OpenTelemetry Collector
Add a otlp receiver to your collector config and enable the logs pipeline:
# otel-collector-config.yaml
receivers:
otlp:
protocols:
grpc:
endpoint: 0.0.0.0:4317
http:
endpoint: 0.0.0.0:4318
exporters:
debug:
verbosity: normal
otlphttp/loki:
endpoint: http://loki:3100/otlp
service:
pipelines:
logs:
receivers: [otlp]
exporters: [debug, otlphttp/loki]
Point logfwd at the collector:
output:
type: otlp
endpoint: otel-collector:4317
protocol: grpc
compression: zstd
Grafana Alloy / Agent
Grafana Alloy can receive OTLP logs and forward them to Loki or Tempo. Configure an
otelcol.receiver.otlp component and connect it to your exporter pipeline.

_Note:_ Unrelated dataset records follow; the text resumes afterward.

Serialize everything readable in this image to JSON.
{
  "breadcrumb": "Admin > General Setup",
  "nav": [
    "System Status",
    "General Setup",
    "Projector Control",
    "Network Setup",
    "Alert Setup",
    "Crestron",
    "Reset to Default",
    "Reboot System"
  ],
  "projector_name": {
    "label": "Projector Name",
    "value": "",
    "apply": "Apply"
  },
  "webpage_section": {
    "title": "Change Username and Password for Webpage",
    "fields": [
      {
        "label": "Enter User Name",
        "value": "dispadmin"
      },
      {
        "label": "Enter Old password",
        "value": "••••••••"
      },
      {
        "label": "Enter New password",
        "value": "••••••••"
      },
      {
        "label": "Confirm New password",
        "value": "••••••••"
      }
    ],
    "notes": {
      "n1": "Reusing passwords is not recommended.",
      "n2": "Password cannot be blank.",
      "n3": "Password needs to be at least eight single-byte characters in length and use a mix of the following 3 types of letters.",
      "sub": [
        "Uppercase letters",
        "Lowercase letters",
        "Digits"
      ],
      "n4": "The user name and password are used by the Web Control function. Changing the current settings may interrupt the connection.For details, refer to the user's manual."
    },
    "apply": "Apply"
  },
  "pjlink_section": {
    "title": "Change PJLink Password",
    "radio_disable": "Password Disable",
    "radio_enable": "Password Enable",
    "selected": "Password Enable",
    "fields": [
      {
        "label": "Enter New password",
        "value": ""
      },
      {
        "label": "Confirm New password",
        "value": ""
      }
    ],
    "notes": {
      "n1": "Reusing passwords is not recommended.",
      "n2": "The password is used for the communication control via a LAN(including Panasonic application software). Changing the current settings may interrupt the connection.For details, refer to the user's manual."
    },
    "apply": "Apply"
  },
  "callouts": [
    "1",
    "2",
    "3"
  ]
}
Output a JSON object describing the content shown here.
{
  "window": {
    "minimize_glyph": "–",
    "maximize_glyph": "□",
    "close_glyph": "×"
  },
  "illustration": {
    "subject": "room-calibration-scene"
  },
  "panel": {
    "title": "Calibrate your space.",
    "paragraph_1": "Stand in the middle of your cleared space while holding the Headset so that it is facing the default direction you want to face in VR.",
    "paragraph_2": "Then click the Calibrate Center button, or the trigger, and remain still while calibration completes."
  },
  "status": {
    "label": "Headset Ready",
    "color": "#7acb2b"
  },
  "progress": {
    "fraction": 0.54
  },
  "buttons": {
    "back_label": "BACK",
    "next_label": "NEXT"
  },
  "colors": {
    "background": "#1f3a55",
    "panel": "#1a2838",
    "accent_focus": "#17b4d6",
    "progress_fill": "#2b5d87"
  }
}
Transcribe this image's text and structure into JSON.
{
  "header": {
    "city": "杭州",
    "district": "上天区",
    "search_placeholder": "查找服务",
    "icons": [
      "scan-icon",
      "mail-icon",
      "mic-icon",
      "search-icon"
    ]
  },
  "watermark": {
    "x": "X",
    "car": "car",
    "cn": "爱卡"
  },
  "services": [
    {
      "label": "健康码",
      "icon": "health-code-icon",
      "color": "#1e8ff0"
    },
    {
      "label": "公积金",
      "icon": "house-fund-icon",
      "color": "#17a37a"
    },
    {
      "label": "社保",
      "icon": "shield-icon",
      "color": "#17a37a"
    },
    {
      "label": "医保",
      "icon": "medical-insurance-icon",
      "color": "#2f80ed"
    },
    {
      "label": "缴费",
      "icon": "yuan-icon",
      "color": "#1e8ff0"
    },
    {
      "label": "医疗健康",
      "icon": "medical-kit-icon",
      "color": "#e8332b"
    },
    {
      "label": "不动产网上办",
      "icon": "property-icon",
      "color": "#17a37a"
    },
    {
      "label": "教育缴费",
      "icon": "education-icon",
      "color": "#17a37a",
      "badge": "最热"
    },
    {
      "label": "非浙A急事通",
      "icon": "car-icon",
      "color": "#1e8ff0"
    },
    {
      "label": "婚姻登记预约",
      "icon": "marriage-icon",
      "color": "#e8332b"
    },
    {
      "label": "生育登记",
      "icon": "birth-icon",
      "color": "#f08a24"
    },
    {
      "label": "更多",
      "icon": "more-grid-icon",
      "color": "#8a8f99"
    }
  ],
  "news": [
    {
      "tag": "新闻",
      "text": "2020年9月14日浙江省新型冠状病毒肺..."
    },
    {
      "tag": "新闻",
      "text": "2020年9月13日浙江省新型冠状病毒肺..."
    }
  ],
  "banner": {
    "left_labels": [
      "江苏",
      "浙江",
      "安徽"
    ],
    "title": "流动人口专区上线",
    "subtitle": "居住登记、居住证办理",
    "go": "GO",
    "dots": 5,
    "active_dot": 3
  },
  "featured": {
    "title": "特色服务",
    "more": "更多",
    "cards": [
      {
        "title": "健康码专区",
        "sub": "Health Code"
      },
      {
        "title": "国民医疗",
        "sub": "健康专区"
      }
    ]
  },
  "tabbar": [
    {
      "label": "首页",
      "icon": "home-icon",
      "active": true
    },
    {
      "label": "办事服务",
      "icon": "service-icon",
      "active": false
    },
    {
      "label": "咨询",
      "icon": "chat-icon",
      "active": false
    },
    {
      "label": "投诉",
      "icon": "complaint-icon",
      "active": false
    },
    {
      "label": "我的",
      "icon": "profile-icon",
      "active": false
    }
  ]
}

Resource sizing guidelines
logfwd is designed to process logs on a single CPU core. The pipeline runs as a set of blocking OS threads — one per input plus shared coordinator threads.
Baseline
| Scenario | CPU | Memory |
|---|---|---|
| Quiet node (< 1 MB/s) | 50 m | 64 Mi |
| Typical node (1–10 MB/s) | 250 m | 128 Mi |
| High-throughput node (> 10 MB/s) | 500 m – 1 CPU | 256 Mi |
Memory breakdown
| Component | Typical size |
|---|---|
| Arrow RecordBatch (per batch, 8 KB read) | ~512 Ki |
| DataFusion query plan | ~4 Mi |
| OTLP request buffer | ~2 Mi |
| Enrichment tables | < 1 Mi |
| Per-pipeline overhead | ~16 Mi |
Tuning tips
- Reduce memory: avoid
keep_raw: true(disabled by default) — it stores the full JSON line and accounts for up to 65 % of table memory. - Reduce CPU: use a
WHEREclause in the transform to drop unwanted records early. - Multiple pipelines: each pipeline occupies its own thread. Add CPU budget proportionally.
Kubernetes resource example
resources:
requests:
cpu: "250m"
memory: "128Mi"
limits:
cpu: "1"
memory: "512Mi"
Set the limit higher than the request so logfwd can burst during log spikes without being OOM-killed.
Validating before deploy
Use --validate to parse and validate the config without starting the pipeline:
logfwd --config config.yaml --validate
Use --dry-run to build all pipeline objects without starting them (catches errors
such as SQL syntax issues):
logfwd --config config.yaml --dry-run
Both commands exit 0 on success and print an error to stderr on failure.